The cognitive modeling approach outlined in this article can be used to complement other, experimental work on the psychological underpinnings of buyer–seller differences in pricing decisions. Various factors that can influence the size of the endowment effect have been identified, such as ownership, attachment, experience with trading, or affect (e.g., Loewenstein & Issacharoff, 1994; Morewedge et al., 2009; Peters et al., 2003; Plott & Zeiler, 2005; Strahilevitz & Loewenstein, 1998; for an overview, see Ericson & Fuster, 2014; Morewedge & Giblin, 2015). The cognitive modeling approach could be applied to investigate to what extent, for instance, manipulation of the duration of ownership (e.g., Strahilevitz & Loewenstein, 1998) impacts outcome sensitivity, response bias, or both.

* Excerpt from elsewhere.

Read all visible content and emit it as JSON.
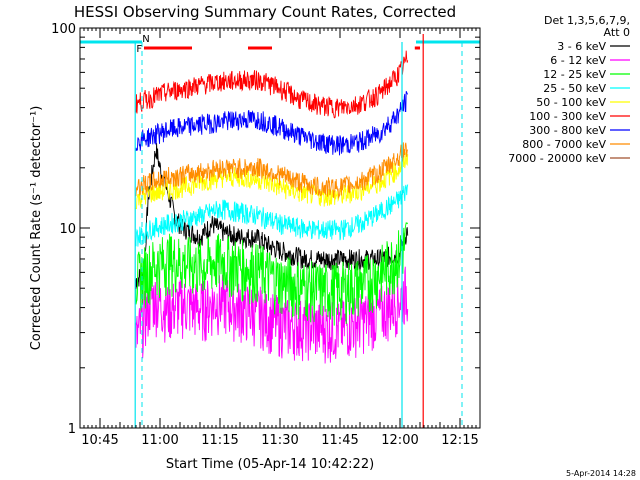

Further, the cognitive modeling approach can be applied to study individual differences in the endowment effect. For instance, there is some evidence that the effect is larger in older than in younger adults (Gächter, Johnson, & Herrmann, 2010; but see Kovalchik, Camerer, Grether, Plott, & Allman, 2005), but the cognitive mechanisms underlying such potential age differences are not yet understood. Fitting computational models (e.g., variants of cumulative prospect theory) to the selling and buying prices of older and younger adults would make it possible to compare the age groups in terms of the estimated parameter profiles in general, but also in terms of which buyer–seller difference in the estimated parameters best accounts for age differences. The relative performance of candidate models might even differ between age groups.

Finally, by decomposing selling and buying prices into various latent cognitive mechanisms, the cognitive modeling approach could be used to correlate measures of these mechanisms with other individual-difference measures, such as cognitive capacity, physiological measures, and neuroimaging data (Forstmann, Wagenmakers, Eichele, Brown, & Serences, 2011).

Conclusion

For a long time, research on buyer–seller differences in pricing decisions has been primarily concerned with testing the reality of the endowment effect and it sensitivity to various psychological influences, such as ownership, expectations, or affect. By contrast, relatively little attention has been paid to the distinction and comparison of candidate psychological mechanisms mediating buyer–seller differences in the processing of acquired information. We proposed a cognitive modeling approach to formalize and contrast various existing accounts of how the cognitive mechanisms of buyers and sellers might differ. An analysis using our approach suggests that multiple mechanisms contribute to buyer–seller differences in pricing and can be disentangled by our cognitive modeling approach. The results to some extent support the loss-aversion account, but they also reveal a substantial contribution of strategic misrepresentation, even when decisions are incentivized. A minimal assumption required to model buying and selling prices of lotteries it is thus that there are buyer–seller differences in outcome sensitivity and response bias. We found no evidence that sellers show more accurate learning or response selection processes than buyers due to loss attention.